Gold prices tumbled by 2 percent on Friday, reversing earlier gains, with traders blaming heavy fund liquidation of the metal on the New York futures market, and the downward move picking up momentum as sell stops were triggered.
Gold found little support as it slid below $1,830 an ounce as concerns grew its run-up to record highs may have been overdone. Talk of further central banks sales after Libya said on Thursday it had sold 29 tonnes of gold and the prospect of more margin hikes on Comex futures also unsettled traders.
The metal has had a volatile week, trading in a near-$130 range after a swift correction followed Tuesday's record $1,920.30 an ounce.

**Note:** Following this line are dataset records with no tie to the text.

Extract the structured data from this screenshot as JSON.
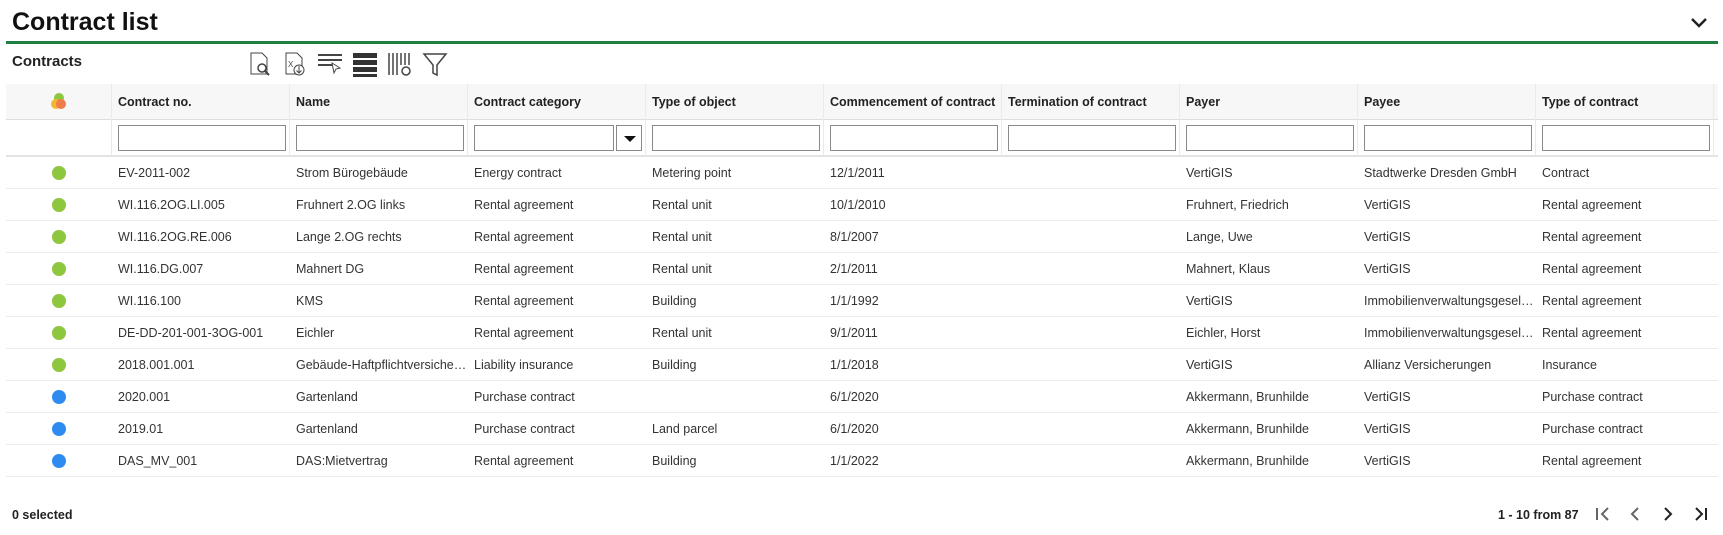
{
  "title": "Contract list",
  "subtitle": "Contracts",
  "toolbar": [
    "document-search-icon",
    "excel-export-icon",
    "row-select-icon",
    "row-height-icon",
    "column-settings-icon",
    "filter-icon"
  ],
  "columns": [
    "",
    "Contract no.",
    "Name",
    "Contract category",
    "Type of object",
    "Commencement of contract",
    "Termination of contract",
    "Payer",
    "Payee",
    "Type of contract"
  ],
  "colors": {
    "green": "#8dc63f",
    "blue": "#2e8bf0",
    "accent": "#1e7f3e"
  },
  "rows": [
    {
      "status": "green",
      "c": [
        "EV-2011-002",
        "Strom Bürogebäude",
        "Energy contract",
        "Metering point",
        "12/1/2011",
        "",
        "VertiGIS",
        "Stadtwerke Dresden GmbH",
        "Contract"
      ]
    },
    {
      "status": "green",
      "c": [
        "WI.116.2OG.LI.005",
        "Fruhnert 2.OG links",
        "Rental agreement",
        "Rental unit",
        "10/1/2010",
        "",
        "Fruhnert, Friedrich",
        "VertiGIS",
        "Rental agreement"
      ]
    },
    {
      "status": "green",
      "c": [
        "WI.116.2OG.RE.006",
        "Lange 2.OG rechts",
        "Rental agreement",
        "Rental unit",
        "8/1/2007",
        "",
        "Lange, Uwe",
        "VertiGIS",
        "Rental agreement"
      ]
    },
    {
      "status": "green",
      "c": [
        "WI.116.DG.007",
        "Mahnert DG",
        "Rental agreement",
        "Rental unit",
        "2/1/2011",
        "",
        "Mahnert, Klaus",
        "VertiGIS",
        "Rental agreement"
      ]
    },
    {
      "status": "green",
      "c": [
        "WI.116.100",
        "KMS",
        "Rental agreement",
        "Building",
        "1/1/1992",
        "",
        "VertiGIS",
        "Immobilienverwaltungsgesells...",
        "Rental agreement"
      ]
    },
    {
      "status": "green",
      "c": [
        "DE-DD-201-001-3OG-001",
        "Eichler",
        "Rental agreement",
        "Rental unit",
        "9/1/2011",
        "",
        "Eichler, Horst",
        "Immobilienverwaltungsgesells...",
        "Rental agreement"
      ]
    },
    {
      "status": "green",
      "c": [
        "2018.001.001",
        "Gebäude-Haftpflichtversicheru...",
        "Liability insurance",
        "Building",
        "1/1/2018",
        "",
        "VertiGIS",
        "Allianz Versicherungen",
        "Insurance"
      ]
    },
    {
      "status": "blue",
      "c": [
        "2020.001",
        "Gartenland",
        "Purchase contract",
        "",
        "6/1/2020",
        "",
        "Akkermann, Brunhilde",
        "VertiGIS",
        "Purchase contract"
      ]
    },
    {
      "status": "blue",
      "c": [
        "2019.01",
        "Gartenland",
        "Purchase contract",
        "Land parcel",
        "6/1/2020",
        "",
        "Akkermann, Brunhilde",
        "VertiGIS",
        "Purchase contract"
      ]
    },
    {
      "status": "blue",
      "c": [
        "DAS_MV_001",
        "DAS:Mietvertrag",
        "Rental agreement",
        "Building",
        "1/1/2022",
        "",
        "Akkermann, Brunhilde",
        "VertiGIS",
        "Rental agreement"
      ]
    }
  ],
  "footer": {
    "selected": "0 selected",
    "range": "1 - 10 from 87"
  }
}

Spot gold was down 1.8 percent at $1,834.53 an ounce at 1130 GMT, having earlier risen as high as $1,885.50.
People are probably very exposed to gold now, because they've been so bullish, yet the technicals aren't that great now that you've had that double-top pattern coming through, said Macquarie analyst Hayden Atkins.
There is no real direction provided by other markets, he added. I guess this is a sign that people are interested in taking profits at these kinds of prices, in the absence of direction from anywhere else.
Trade is expected to remain volatile ahead of a G7 finance ministers' meeting this weekend at which officials will come under heavy pressure to take action to revive economic growth.
France has called for a coordinated response from the Group of Seven nations after anxiety over Europe's debt crisis led world stock markets to drop in recent weeks, though differences between the economic problems facing the United States, Britain and euro zone states are complicating the task.
Concerns over euro zone debt and speculation that more U.S. monetary easing could be on the cards kept gold firmly underpinned during this week's correction, but this left it vulnerable to profit taking as prices rose towards $1,900.
Other markets provided little direction to gold. European shares fell as traders were underwhelmed by a $447 billion jobs package unveiled by U.S. President Barack Obama on Thursday, while the dollar firmed a touch.
U.S. gold futures GCv1 for August delivery were down $19.90 an ounce at $1,837.80.